So far we've got a nice start with getting our site translated, but everything is not quite smooth yet. We have translations for some of our content and menu items, but they are all appearing at the same time. There are multiple posts on the front page, and all the language menu items are showing regardless of which language we are viewing the site in. You will also see some stray text still in English. For example, under the "Create content" menu item, the content type descriptions are translated but the name of the content type is not. To take our multilingual site further and really make it shine, we are going to turn to a package of modules called Internationalization (i18n). There is a central Internationalization module, which comes packaged with a handful of other modules designed to work together to extend core's multilingual features.

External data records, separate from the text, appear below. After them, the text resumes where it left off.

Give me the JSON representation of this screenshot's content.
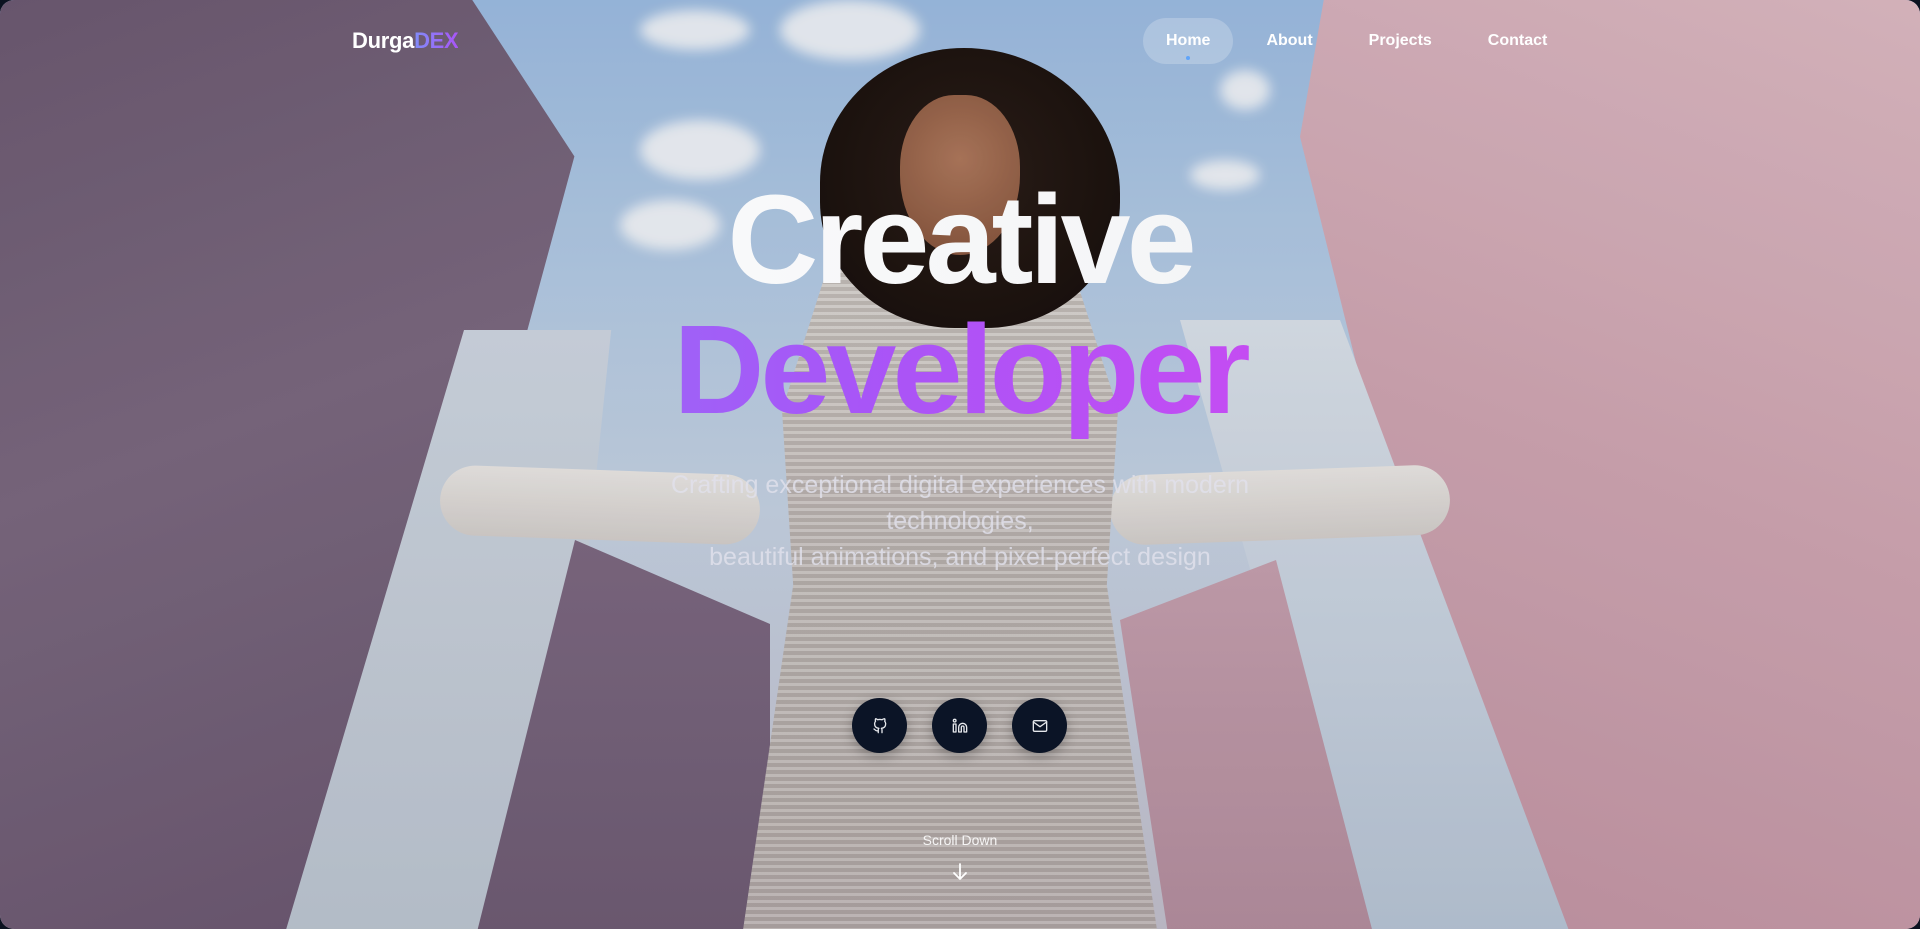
{
  "brand": {
    "name_part1": "Durga",
    "name_part2": "DEX"
  },
  "nav": {
    "items": [
      {
        "label": "Home",
        "active": true
      },
      {
        "label": "About",
        "active": false
      },
      {
        "label": "Projects",
        "active": false
      },
      {
        "label": "Contact",
        "active": false
      }
    ]
  },
  "hero": {
    "title_line1": "Creative",
    "title_line2": "Developer",
    "subtitle_line1": "Crafting exceptional digital experiences with modern",
    "subtitle_line2": "technologies,",
    "subtitle_line3": "beautiful animations, and pixel-perfect design"
  },
  "socials": [
    {
      "icon": "github-icon"
    },
    {
      "icon": "linkedin-icon"
    },
    {
      "icon": "mail-icon"
    }
  ],
  "scroll": {
    "label": "Scroll Down",
    "icon": "arrow-down-icon"
  },
  "colors": {
    "accent_start": "#818cf8",
    "accent_mid": "#a855f7",
    "accent_end": "#ec4899",
    "social_bg": "#0b1426",
    "active_dot": "#60a5fa"
  }
}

One important thing that these modules do is help us get various strings of text into core's translation interface that are otherwise not available. Drupal's core interface tools can detect only strings that are hardcoded directly into the code (using Drupal's t() function); that is to say, that are code-generated. All of the user-generated strings are not accessible. It is important to realize that these strings that are added by the Internationalization modules will not be available to you through the Localization Client's "Translate Text" interface. To translate these, you must use the core interface, covered earlier in this chapter in the "Hands-On: Translating the Interface" section, found at AdministersSite buildings-Translate interface (admin/build/translate).
A second feature of many of these modules is adding a way to select a language for an item, such as for menus, blocks, or taxonomy terms, like the one shown in Figure 8-25. Being able to discretely identify the language being used for an item allows the Internationalization module to filter the display based on the languages we want to see, leading to less duplication and confusion.